Selon la Chambre des représentants, TikTok devra revenir s’expliquer devant les élus américains le 15 septembre. Will Farrell, responsable de la sécurité de TikTok aux États-Unis, doit témoigner devant la commission spéciale de la Chambre chargée du Parti communiste chinois. Ce sera la première audition publique d’un dirigeant de l’entreprise depuis l’aboutissement, en janvier 2026, de la refonte de l’actionnariat américain de l’application. Et à Washington, les doutes n’ont pas disparu : beaucoup continuent de se demander si la séparation entre TikTok et sa maison mère chinoise, ByteDance, est réelle ou surtout affichée.
Les parlementaires veulent l’entendre sur trois sujets très précis : la protection des données, la cybersécurité et la marge d’influence que ByteDance pourrait encore garder sur les activités américaines de TikTok, d’après la convocation de la commission. Au fond, la question posée à Washington n’a pas changé d’un pouce. Est-ce que Pékin peut encore, directement ou par ricochet, accéder aux données des utilisateurs américains ou influer sur la manière dont la plateforme fonctionne ?
C’est justement Will Farrell qui supervise les mécanismes censés bloquer tout accès de ByteDance aux données américaines. Son audition devrait donc porter, très concrètement, sur l’architecture technique mise en place, sur les règles d’accès en interne et sur les garanties de gouvernance promises après la restructuration.
Depuis la cession, l’activité américaine de TikTok passe par TikTok USDS Joint Venture LLC. ByteDance a gardé 19,9 % du capital, tandis que le contrôle a basculé vers un groupe d’investisseurs où l’on retrouve Oracle, Silver Lake et MGX, un fonds installé à Abou Dhabi. Détail difficile à ignorer : ce seuil de 19,9 % tombe juste sous la barre des 20 % fixée par la loi américaine de 2024 pour définir le contrôle par un « adversaire étranger ». Sur le plan juridique, TikTok reste dans les limites prévues. Sur le plan politique, le sujet continue de brûler.
Mieux vaut d’ailleurs avancer avec prudence. Très peu d’éléments opérationnels ont été rendus publics, qu’il s’agisse du lieu réel de stockage des données, des personnes autorisées à y accéder, du degré d’autonomie du management américain, ou des liens techniques, commerciaux et financiers qui subsistent avec ByteDance.

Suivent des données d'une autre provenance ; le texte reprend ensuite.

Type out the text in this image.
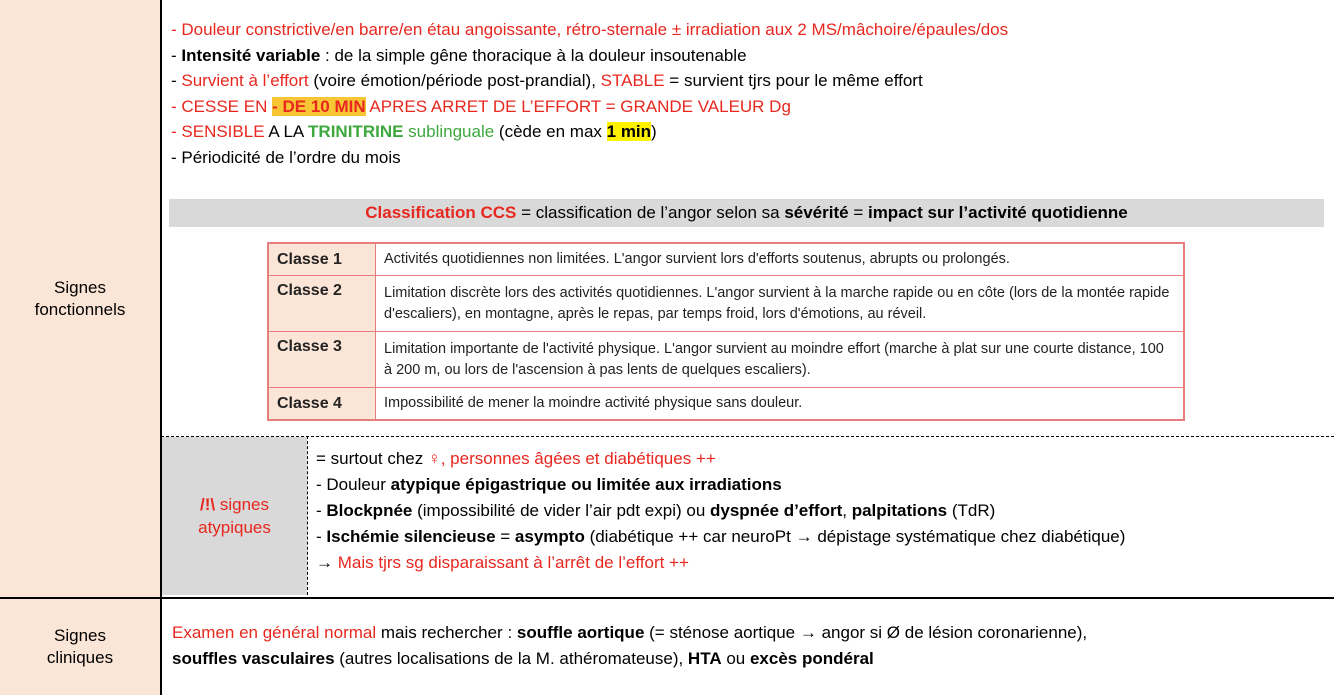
Signes fonctionnels
Signes cliniques
- Douleur constrictive/en barre/en étau angoissante, rétro-sternale ± irradiation aux 2 MS/mâchoire/épaules/dos
- Intensité variable : de la simple gêne thoracique à la douleur insoutenable
- Survient à l’effort (voire émotion/période post-prandial), STABLE = survient tjrs pour le même effort
- CESSE EN - DE 10 MIN APRES ARRET DE L’EFFORT = GRANDE VALEUR Dg
- SENSIBLE A LA TRINITRINE sublinguale (cède en max 1 min)
- Périodicité de l’ordre du mois
Classification CCS = classification de l’angor selon sa sévérité = impact sur l’activité quotidienne
Classe 1	Activités quotidiennes non limitées. L'angor survient lors d'efforts soutenus, abrupts ou prolongés.
Classe 2	Limitation discrète lors des activités quotidiennes. L'angor survient à la marche rapide ou en côte (lors de la montée rapide d'escaliers), en montagne, après le repas, par temps froid, lors d'émotions, au réveil.
Classe 3	Limitation importante de l'activité physique. L'angor survient au moindre effort (marche à plat sur une courte distance, 100 à 200 m, ou lors de l'ascension à pas lents de quelques escaliers).
Classe 4	Impossibilité de mener la moindre activité physique sans douleur.
/!\ signes
atypiques
= surtout chez ♀, personnes âgées et diabétiques ++
- Douleur atypique épigastrique ou limitée aux irradiations
- Blockpnée (impossibilité de vider l’air pdt expi) ou dyspnée d’effort, palpitations (TdR)
- Ischémie silencieuse = asympto (diabétique ++ car neuroPt → dépistage systématique chez diabétique)
→ Mais tjrs sg disparaissant à l’arrêt de l’effort ++
Examen en général normal mais rechercher : souffle aortique (= sténose aortique → angor si Ø de lésion coronarienne),
souffles vasculaires (autres localisations de la M. athéromateuse), HTA ou excès pondéral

Une bonne partie de la ligne de défense de TikTok repose encore sur Oracle et sur « Project Texas », un dispositif évalué à environ 1,5 milliard, censé garantir que les données américaines soient stockées et sécurisées hors de portée de ByteDance. Pour beaucoup d’élus, pourtant, cela ne suffit pas à clore le dossier.
L’algorithme de recommandation reste l’un des points les plus délicats. ByteDance devrait continuer à le concéder sous licence à l’entité américaine, ce qui laisserait intacte une influence potentiellement majeure sur la circulation des contenus et, plus largement, sur le fonctionnement même de l’application. L’absence annoncée du PDG de TikTok US, Adam Presser, risque aussi d’agacer certains parlementaires. Will Farrell apparaît comme le témoin central dès qu’il est question de sécurité, mais il est forcément plus limité dès qu’on touche aux choix stratégiques et à la gouvernance.
Cette audition arrive après plusieurs années de bras de fer déclenchées par le Protecting Americans from Foreign Adversary Controlled Applications Act de 2024, la loi qui forçait ByteDance à vendre TikTok sous peine d’interdiction aux États-Unis. La Cour suprême l’a validée en janvier 2025, ce qui a provoqué une brève interruption du service avant une série de suspensions dans l’application des mesures, le temps de trouver puis de finaliser un repreneur.
Le 15 septembre, c’est donc une part non négligeable de la crédibilité de TikTok aux États-Unis qui se jouera.